Bridges Authority Unlikely To Curb Opposition

The bi-state authority appointed to oversee the long-debated Ohio River Bridges Project is set to begin meeting this month. The fourteen-member panel, with seven member each from Kentucky and Indiana, is committed to building spans in downtown Louisville and eastern Jefferson County and a reworking of Spaghetti Junction, now with an estimated cost of more than $4 billion. Opposition groups, however, are committed to fighting the project. They favor some variation of the current plan, and say the formation of an authority isn’t going to silence them.

One of the most vocal opponents in Metro Government of the two bridges plan is Councilwoman Tina Ward-Pugh. She also opposes the mayor’s four appointments to the authority because they do not include any council members. She says the public should have a representative on the panel .

“We don’t vote on anything. We don’t get to deliberate on anything,” she says. “Their recommendation goes to Frankfort, and we have no vote in Frankfort, other than our elected officials.”

Even though the authority will have public meetings, Ward-Pugh wants citizens to have a more direct voice in the project. She says two bridges are unnecessary and too expensive, and predicts that will eventually become clear to others.

“Once we move forward building the east-end bridge as is slated to be built first, this community and the leaders now who are for two bridges will understand clearly why we just need one East-End bridge and we’ll have time to try it on for size and see what works,” she says.

Ward-Pugh’s plan is similar to the one put forward by the group 8664. It proposes only an east-end bridge and a new parkway in place of interstate 64 downtown. 8664 leaders say they will remain committed to their plan as the authority begins its work. And then there’s the conservation group River Fields, which has its own ideas about bridge location.

“River Fields isn’t in favor of massive concrete projects at all, but is aware of the purpose and need of this project,” says River Fields’ attorney Bob Griffith.

Griffith says the current plan for two bridges is outdated and ignores modern public transportation.

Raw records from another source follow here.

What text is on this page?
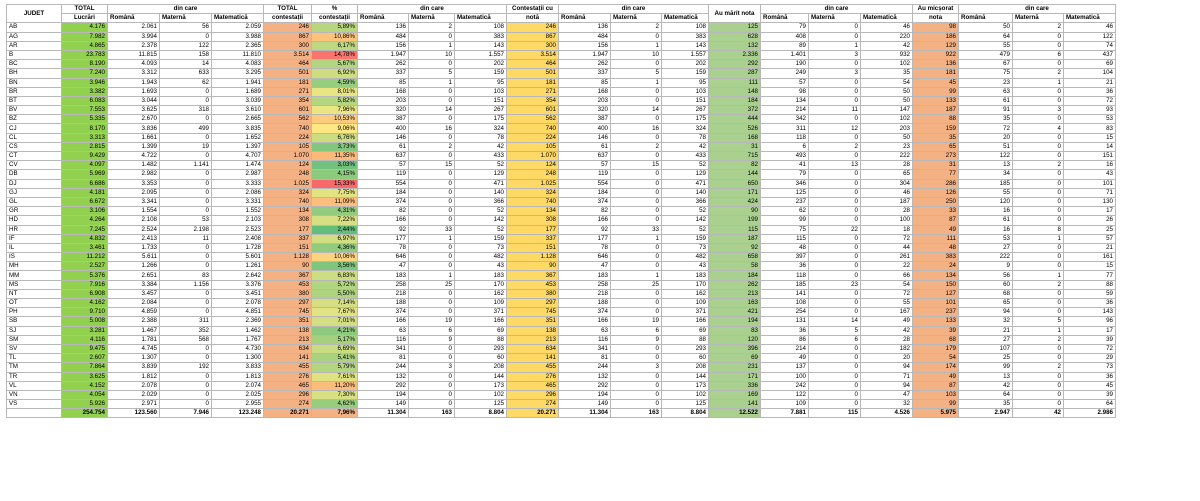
JUDET	TOTAL	din care			TOTAL	%	din care			Contestații cu	din care			Au mărit nota	din care			Au micșorat	din care		
	Lucrări	Română	Maternă	Matematică	contestații	contestații	Română	Maternă	Matematică	notă	Română	Maternă	Matematică		Română	Maternă	Matematică	nota	Română	Maternă	Matematică
AB	4.176	2.061	56	2.059	246	5,89%	136	2	108	246	136	2	108	125	79	0	46	98	50	2	46
AG	7.982	3.994	0	3.988	867	10,86%	484	0	383	867	484	0	383	628	408	0	220	186	64	0	122
AR	4.865	2.378	122	2.365	300	6,17%	156	1	143	300	156	1	143	132	89	1	42	129	55	0	74
B	23.783	11.815	158	11.810	3.514	14,78%	1.947	10	1.557	3.514	1.947	10	1.557	2.336	1.401	3	932	922	479	6	437
BC	8.190	4.093	14	4.083	464	5,67%	262	0	202	464	262	0	202	292	190	0	102	136	67	0	69
BH	7.240	3.312	633	3.295	501	6,92%	337	5	159	501	337	5	159	287	249	3	35	181	75	2	104
BN	3.946	1.943	62	1.941	181	4,59%	85	1	95	181	85	1	95	111	57	0	54	45	23	1	21
BR	3.382	1.693	0	1.689	271	8,01%	168	0	103	271	168	0	103	148	98	0	50	99	63	0	36
BT	6.083	3.044	0	3.039	354	5,82%	203	0	151	354	203	0	151	184	134	0	50	133	61	0	72
BV	7.553	3.625	318	3.610	601	7,96%	320	14	267	601	320	14	267	372	214	11	147	187	91	3	93
BZ	5.335	2.670	0	2.665	562	10,53%	387	0	175	562	387	0	175	444	342	0	102	88	35	0	53
CJ	8.170	3.836	499	3.835	740	9,06%	400	16	324	740	400	16	324	526	311	12	203	159	72	4	83
CL	3.313	1.661	0	1.652	224	6,76%	146	0	78	224	146	0	78	168	118	0	50	35	20	0	15
CS	2.815	1.399	19	1.397	105	3,73%	61	2	42	105	61	2	42	31	6	2	23	65	51	0	14
CT	9.429	4.722	0	4.707	1.070	11,35%	637	0	433	1.070	637	0	433	715	493	0	222	273	122	0	151
CV	4.097	1.482	1.141	1.474	124	3,03%	57	15	52	124	57	15	52	82	41	13	28	31	13	2	16
DB	5.969	2.982	0	2.987	248	4,15%	119	0	129	248	119	0	129	144	79	0	65	77	34	0	43
DJ	6.686	3.353	0	3.333	1.025	15,33%	554	0	471	1.025	554	0	471	650	346	0	304	286	185	0	101
GJ	4.181	2.095	0	2.086	324	7,75%	184	0	140	324	184	0	140	171	125	0	46	126	55	0	71
GL	6.672	3.341	0	3.331	740	11,09%	374	0	366	740	374	0	366	424	237	0	187	250	120	0	130
GR	3.106	1.554	0	1.552	134	4,31%	82	0	52	134	82	0	52	90	62	0	28	33	16	0	17
HD	4.264	2.108	53	2.103	308	7,22%	166	0	142	308	166	0	142	199	99	0	100	87	61	0	26
HR	7.245	2.524	2.198	2.523	177	2,44%	92	33	52	177	92	33	52	115	75	22	18	49	16	8	25
IF	4.832	2.413	11	2.408	337	6,97%	177	1	159	337	177	1	159	187	115	0	72	111	53	1	57
IL	3.461	1.733	0	1.728	151	4,36%	78	0	73	151	78	0	73	92	48	0	44	48	27	0	21
IS	11.212	5.611	0	5.601	1.128	10,06%	646	0	482	1.128	646	0	482	658	397	0	261	383	222	0	161
MH	2.527	1.266	0	1.261	90	3,56%	47	0	43	90	47	0	43	58	36	0	22	24	9	0	15
MM	5.376	2.651	83	2.642	367	6,83%	183	1	183	367	183	1	183	184	118	0	66	134	56	1	77
MS	7.916	3.384	1.156	3.376	453	5,72%	258	25	170	453	258	25	170	262	185	23	54	150	60	2	88
NT	6.908	3.457	0	3.451	380	5,50%	218	0	162	380	218	0	162	213	141	0	72	127	68	0	59
OT	4.162	2.084	0	2.078	297	7,14%	188	0	109	297	188	0	109	163	108	0	55	101	65	0	36
PH	9.710	4.859	0	4.851	745	7,67%	374	0	371	745	374	0	371	421	254	0	167	237	94	0	143
SB	5.008	2.388	311	2.369	351	7,01%	166	19	166	351	166	19	166	194	131	14	49	133	32	5	96
SJ	3.281	1.467	352	1.462	138	4,21%	63	6	69	138	63	6	69	83	36	5	42	39	21	1	17
SM	4.116	1.781	568	1.767	213	5,17%	116	9	88	213	116	9	88	120	86	6	28	68	27	2	39
SV	9.475	4.745	0	4.730	634	6,69%	341	0	293	634	341	0	293	396	214	0	182	179	107	0	72
TL	2.607	1.307	0	1.300	141	5,41%	81	0	60	141	81	0	60	69	49	0	20	54	25	0	29
TM	7.864	3.839	192	3.833	455	5,79%	244	3	208	455	244	3	208	231	137	0	94	174	99	2	73
TR	3.625	1.812	0	1.813	276	7,61%	132	0	144	276	132	0	144	171	100	0	71	49	13	0	36
VL	4.152	2.078	0	2.074	465	11,20%	292	0	173	465	292	0	173	336	242	0	94	87	42	0	45
VN	4.054	2.029	0	2.025	296	7,30%	194	0	102	296	194	0	102	169	122	0	47	103	64	0	39
VS	5.926	2.971	0	2.955	274	4,62%	149	0	125	274	149	0	125	141	109	0	32	99	35	0	64
	254.754	123.560	7.946	123.248	20.271	7,96%	11.304	163	8.804	20.271	11.304	163	8.804	12.522	7.881	115	4.526	5.975	2.947	42	2.986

A fresh study, Griffith says, would recommend improved public transit, a reduced Spaghetti Junction and, if needed, a downtown bridge but no east-end bridge. He says River Fields is calling for the current plans to be re-examined and has taken the matter to court.

“River Fields and the National Trust for Historic Preservation have filed a lawsuit which challenges the environmental impact statement and ask that it be re-opened for further study,” he says.

“The basic project has been studied enough,” says Joe Reagan, president of Greater Louisville Inc, the chamber of commerce, and a member of the bi-state authority. He says more research won’t reveal anything new.

“This is what has been studied and it has been determined. And it is a system. And the system works if you work the system. If you try to cherry-pick and say we’re only going to build half the project, it doesn’t work,” he says.

Reagan says there have been enough delays in the project and he’s confident a two bridges solution will move forward once the authority begins meeting. He’s not yet sure what will be discussed initially, but finding a financing mechanism will be among the top agenda items.

While the authority was formed to transcend political pressure and speed up the bridges’ construction, it’s clear that every decision will face challenges, as Ward-Pugh, 8664 and River Fields remain dedicated to their own visions for the bridges project.